1. Talento per la ricerca. Bisogna averlo. Bisogna aver ben chiaro che nel dottorato di ricerca non si “studia” nel senso classico del termine, ma “si fa ricerca”. Sono due cose ben diverse. Tra le due c'e' la stessa differenza che intercorre tra un pittore e un critico d'arte. Esistono brillanti critici che studiano e scrivono brillantemente sulle opere d'arte altrui, ma non saprebbero tenere in mano un pennello. Parimenti, ci sono pittori che non hanno mai fatto critica.

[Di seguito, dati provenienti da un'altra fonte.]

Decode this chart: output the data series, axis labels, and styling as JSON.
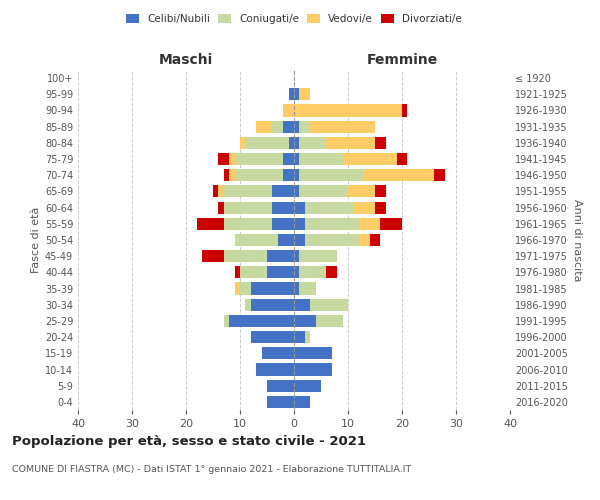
{
  "age_groups": [
    "0-4",
    "5-9",
    "10-14",
    "15-19",
    "20-24",
    "25-29",
    "30-34",
    "35-39",
    "40-44",
    "45-49",
    "50-54",
    "55-59",
    "60-64",
    "65-69",
    "70-74",
    "75-79",
    "80-84",
    "85-89",
    "90-94",
    "95-99",
    "100+"
  ],
  "birth_years": [
    "2016-2020",
    "2011-2015",
    "2006-2010",
    "2001-2005",
    "1996-2000",
    "1991-1995",
    "1986-1990",
    "1981-1985",
    "1976-1980",
    "1971-1975",
    "1966-1970",
    "1961-1965",
    "1956-1960",
    "1951-1955",
    "1946-1950",
    "1941-1945",
    "1936-1940",
    "1931-1935",
    "1926-1930",
    "1921-1925",
    "≤ 1920"
  ],
  "maschi": {
    "celibi": [
      5,
      5,
      7,
      6,
      8,
      12,
      8,
      8,
      5,
      5,
      3,
      4,
      4,
      4,
      2,
      2,
      1,
      2,
      0,
      1,
      0
    ],
    "coniugati": [
      0,
      0,
      0,
      0,
      0,
      1,
      1,
      2,
      5,
      8,
      8,
      9,
      9,
      9,
      9,
      9,
      8,
      2,
      0,
      0,
      0
    ],
    "vedovi": [
      0,
      0,
      0,
      0,
      0,
      0,
      0,
      1,
      0,
      0,
      0,
      0,
      0,
      1,
      1,
      1,
      1,
      3,
      2,
      0,
      0
    ],
    "divorziati": [
      0,
      0,
      0,
      0,
      0,
      0,
      0,
      0,
      1,
      4,
      0,
      5,
      1,
      1,
      1,
      2,
      0,
      0,
      0,
      0,
      0
    ]
  },
  "femmine": {
    "nubili": [
      3,
      5,
      7,
      7,
      2,
      4,
      3,
      1,
      1,
      1,
      2,
      2,
      2,
      1,
      1,
      1,
      1,
      1,
      0,
      1,
      0
    ],
    "coniugate": [
      0,
      0,
      0,
      0,
      1,
      5,
      7,
      3,
      5,
      7,
      10,
      10,
      9,
      9,
      12,
      8,
      5,
      2,
      0,
      0,
      0
    ],
    "vedove": [
      0,
      0,
      0,
      0,
      0,
      0,
      0,
      0,
      0,
      0,
      2,
      4,
      4,
      5,
      13,
      10,
      9,
      12,
      20,
      2,
      0
    ],
    "divorziate": [
      0,
      0,
      0,
      0,
      0,
      0,
      0,
      0,
      2,
      0,
      2,
      4,
      2,
      2,
      2,
      2,
      2,
      0,
      1,
      0,
      0
    ]
  },
  "colors": {
    "celibi_nubili": "#4472C4",
    "coniugati": "#C5D9A0",
    "vedovi": "#FFCC66",
    "divorziati": "#CC0000"
  },
  "xlim": 40,
  "title": "Popolazione per età, sesso e stato civile - 2021",
  "subtitle": "COMUNE DI FIASTRA (MC) - Dati ISTAT 1° gennaio 2021 - Elaborazione TUTTITALIA.IT",
  "ylabel_left": "Fasce di età",
  "ylabel_right": "Anni di nascita",
  "xlabel_maschi": "Maschi",
  "xlabel_femmine": "Femmine",
  "legend_labels": [
    "Celibi/Nubili",
    "Coniugati/e",
    "Vedovi/e",
    "Divorziati/e"
  ],
  "background_color": "#ffffff",
  "grid_color": "#cccccc"
}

In generale, nello studio si analizza un prodotto finito, mentre nella ricerca si produce quello stesso prodotto, dopo un percorso spesso tortuoso e frustrante. Studiare significa godersi il prodotto di un altro, ricercare significa spaccarsi la testa su un problema, rimanere bloccati anche per mesi senza nessun apparente progresso. Durante il dottorato, spessissimo si studia il minimo indispensabile per poter lavorare su un problema, e poi si prende il largo verso mari ignoti. Ci sono alcuni a cui piace lo studio, ma non la ricerca. Ho incontrato piu' persone che se ne sono accorte durante il dottorato, e hanno abbandonato la ricerca.

2. E' essenziale scegliere un relatore di tesi brillante, di valore internazionale. Altrimenti il dottorato e' uno spreco di tempo. Guardo spesso con pena e compassione quei magari volenterosi studenti che buttano al vento tre anni per lavorare su argomenti mediocri e insensati. E' essenziale un relatore che guidi verso le frontiere della ricerca in modo rapido e efficiente, che indirizzi lo studente verso argomenti significativi e direzioni di ricerca feconde, dove si trovano problemi non banali, importanti, ma nel contempo maturi per essere risolti. Non molti sono in grado di farlo.

Per quanto mi riguarda, ho avuto un'ottima esperienza, perche' penso soddisfassi le due condizioni, che a mio avviso sono necessarie e sufficienti. Per quanto riguarda l'aspetto economico, il dottorato obbliga a vivere in condizioni spartane in Italia (1000 euro al mese), mentre ad esempio in Francia si prendono 1500/1800 euro, e il costo della vita e' comparabile (non a Parigi pero'!!). In Austria le cose vanno ancora meglio, e si vive bene, perche' si viene pagati (relativamente) tanto e il costo della vita non e' alto, nemmeno a Vienna.

Luca.Lussardi
Rispondo io anche se sono passati un po' di anni da quando ero dottorando... prima di tutto sulla borsa di studio, credo che non ci siano sostanziali differenze al netto tra Italia e resto del mondo (sviluppato), tu stesso hai spiegato come mai, devi tenere conto del costo della vita, e' vero che in certi paesi prendi di piu' al mese ma se la vita costa il doppio che in Italia sei punto a capo; in ogni parte del mondo si tratta comunque di una borsa di studio, e come tale non ti permette di fare una vita da miliardario, se vuoi una cosa di questo tipo non devi certo guardare al phd. Riguardo al phd stesso, per tradizione si tratta di un percorso di studi atto a introdurre un giovane nel mondo della ricerca scientifica, quindi lo scopo principe del dottorato e' quello di formare un ricercatore. Ultimamente a causa di una scarsissima capacita' di assorbimento da parte dell'accademia (non solo da noi ma ovunque l'assunzione in universita' e' in difficolta') ci si ripiega su altri versanti lavorativi, e questa e' una cosa di cui dovrai tenere conto se intraprenderai questa strada.